熱中症の注意喚起 教育関係者への期待

初等中等教育局健康教育・食育課 中村徹平課長補佐に聞く

 

独立行政法人日本スポーツ振興センターが行う災害共済給付の支給状況を見ると、平成25年度から27年度の学校管理下における熱中症に伴う医療費の支給は、平成25年度の約5200件から平成26年度には約4200件と1000件近く給付件数が減少しているものの、平成27年度には約4400件とやや増加しています。熱中症に起因する死亡事故も依然として毎年発生しています。

熱中症は適切な措置を講ずれば十分防ぐことが可能ですので、単純な件数の増減というよりも、防げるはずのものが防げていないという事実を、関係者は重く受け止める必要があると思います。

文部科学省では毎年、熱中症事故の注意喚起を促す通知や事務連絡を各学校の設置者、都道府県担当課あてに発出していますが、活動前後の水分や塩分の適切な補給、熱中症の疑いのある症状が見られた場合の早期の措置など、基本的な対策を着実に実践することが最も効果的です。
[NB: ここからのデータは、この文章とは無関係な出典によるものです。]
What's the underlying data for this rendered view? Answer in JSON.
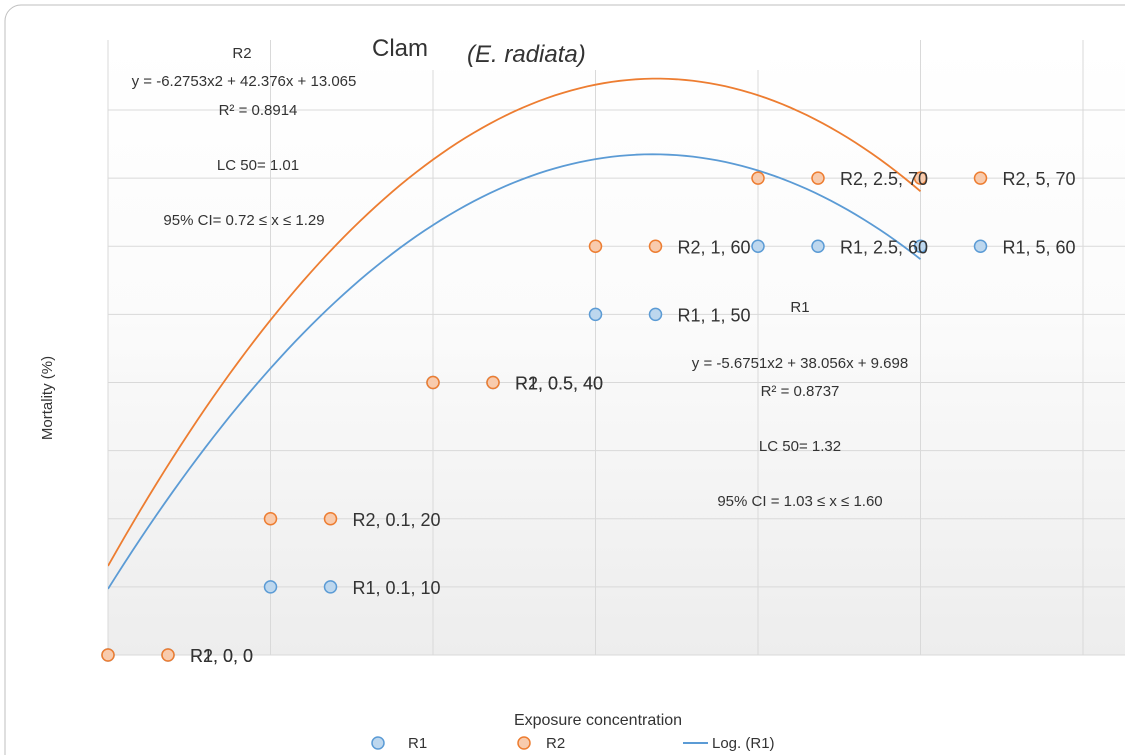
{
  "chart_data": {
    "type": "scatter",
    "title": "Clam",
    "title_italic": "(E. radiata)",
    "xlabel": "Exposure concentration",
    "ylabel": "Mortality (%)",
    "ylim": [
      0,
      80
    ],
    "grid": true,
    "legend_position": "bottom",
    "series": [
      {
        "name": "R1",
        "color": "#5b9bd5",
        "points": [
          {
            "x": 0,
            "y": 0,
            "label": "R1, 0, 0"
          },
          {
            "x": 0.1,
            "y": 10,
            "label": "R1, 0.1, 10"
          },
          {
            "x": 0.5,
            "y": 40,
            "label": "R1, 0.5, 40"
          },
          {
            "x": 1,
            "y": 50,
            "label": "R1, 1, 50"
          },
          {
            "x": 2.5,
            "y": 60,
            "label": "R1, 2.5, 60"
          },
          {
            "x": 5,
            "y": 60,
            "label": "R1, 5, 60"
          }
        ]
      },
      {
        "name": "R2",
        "color": "#ed7d31",
        "points": [
          {
            "x": 0,
            "y": 0,
            "label": "R2, 0, 0"
          },
          {
            "x": 0.1,
            "y": 20,
            "label": "R2, 0.1, 20"
          },
          {
            "x": 0.5,
            "y": 40,
            "label": "R2, 0.5, 40"
          },
          {
            "x": 1,
            "y": 60,
            "label": "R2, 1, 60"
          },
          {
            "x": 2.5,
            "y": 70,
            "label": "R2, 2.5, 70"
          },
          {
            "x": 5,
            "y": 70,
            "label": "R2, 5, 70"
          }
        ]
      }
    ],
    "trendlines": [
      {
        "name": "Log. (R1)",
        "series": "R1",
        "color": "#5b9bd5",
        "coef": [
          -5.6751,
          38.056,
          9.698
        ]
      },
      {
        "series": "R2",
        "color": "#ed7d31",
        "coef": [
          -6.2753,
          42.376,
          13.065
        ]
      }
    ],
    "legend": [
      {
        "label": "R1",
        "kind": "marker",
        "color": "#5b9bd5"
      },
      {
        "label": "R2",
        "kind": "marker",
        "color": "#ed7d31"
      },
      {
        "label": "Log. (R1)",
        "kind": "line",
        "color": "#5b9bd5"
      }
    ],
    "annotations": {
      "r2_block": [
        "R2",
        "y = -6.2753x2 + 42.376x + 13.065",
        "R² = 0.8914",
        "LC 50= 1.01",
        "95% CI= 0.72 ≤ x ≤ 1.29"
      ],
      "r1_block": [
        "R1",
        "y = -5.6751x2 + 38.056x + 9.698",
        "R² = 0.8737",
        "LC 50= 1.32",
        "95% CI = 1.03 ≤ x ≤ 1.60"
      ]
    }
  }
}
教員や指導者においては、熱中症が起こりうる状況を適切に認識し対策を講じるとともに、児童生徒の体調に気を配るのはもちろんのこと、児童生徒が不調を感じた場合にはその事実を申告しやすい環境を作っていくことが重要です。言うまでもなく児童生徒には体格や体力の差があり、同じ個人でも日によって体調が異なります。

5月や6月であっても、急に気温が上がる日もありますし、過去には問題が生じなかったからといって、今回も問題が生じないとは限りません。児童生徒が自らの不調を言い出しにくい環境になっていないか、また、体調不良を我慢させるような状況を作り出していないか、ということに常に気を付けていただきたいと思います。

学校管理下における熱中症の予防に関しては、平成25年に独立行政法人日本スポーツ振興センターが作成した「体育活動における熱中症予防調査研究報告書」に、大変参考になるデータや知見が掲載されています。

この報告書によると、学校管理下での熱中症死亡事故は、その92%が部活動を含む体育活動中に発生しています。また、熱中症死亡事故の学校種別の割合では、高等学校が68・8%と最も高く、次いで中学校が26・2%、小学校は2・5%となっています。体育活動中や高校生での割合が高くなることは予想できると思いますが、体育以外の活動や小・中学生であっても、死亡事故が十分起こりうるということに注意が必要です。

さらに、同報告書では、体育活動中の熱中症の発生要因として、(1)個体(体調不良、肥満等)の要因(2)方法(運動強度、運動量等)の要因(3)環境(気温、湿度等)の要因(4)指導・管理(スポーツの指導方法等)の要因などを挙げています。活動の計画段階から、これらの観点を踏まえた対策をとることが求められます。

冒頭で述べたとおり、熱中症は水分や塩分の補給ができる環境を整え、活動中や終了後にも適宜補給を行うこと等の適切な措置を講ずれば十分防ぐことが可能であり、もし疑いのある症状が見られた場合でも、早期に水分・塩分補給、体温の冷却、病院への搬送等の適切な処置を行うことで重症化を防ぐことができます。つまり、偶発的な要素の強い他の事故と比べ、監督者の管理・指導、環境整備といった責任が強く問われる事故であるといえます。

残念ながら、けがを押して競技大会に出場したり、脱水症状等を起こしても競技を続けて勝利を目指したりする競技者を讃える風潮が未だ一部にあると感じます。しかし、そうした状況で運動を続けることは、単なる危険行為であることを認識しなければなりません。こうした認識を関係者間で共有することも、熱中症対策の前提として重要なものであると考えます。

なお、熱中症に限らず、学校管理下における事故の防止という観点からは、未然防止や事故発生時の対応だけでなく、不幸にして発生してしまった事故を検証し、どう再発防止につなげていくかという視点も重要です。

文部科学省は、昨年度末に「学校事故対応に関する指針」を取りまとめました。これは、未然防止から再発防止策まで、学校管理下における重大事故に関して学校関係者がとるべき措置について一定の方向性を示したものです。この学校管理下の事故には、当然熱中症も含みます。学校関係者には、本指針に沿った運用をお願いするとともに、防げるはずの事故が防げなかったという事態が起こらないよう対策に万全を期していただきたいと思います。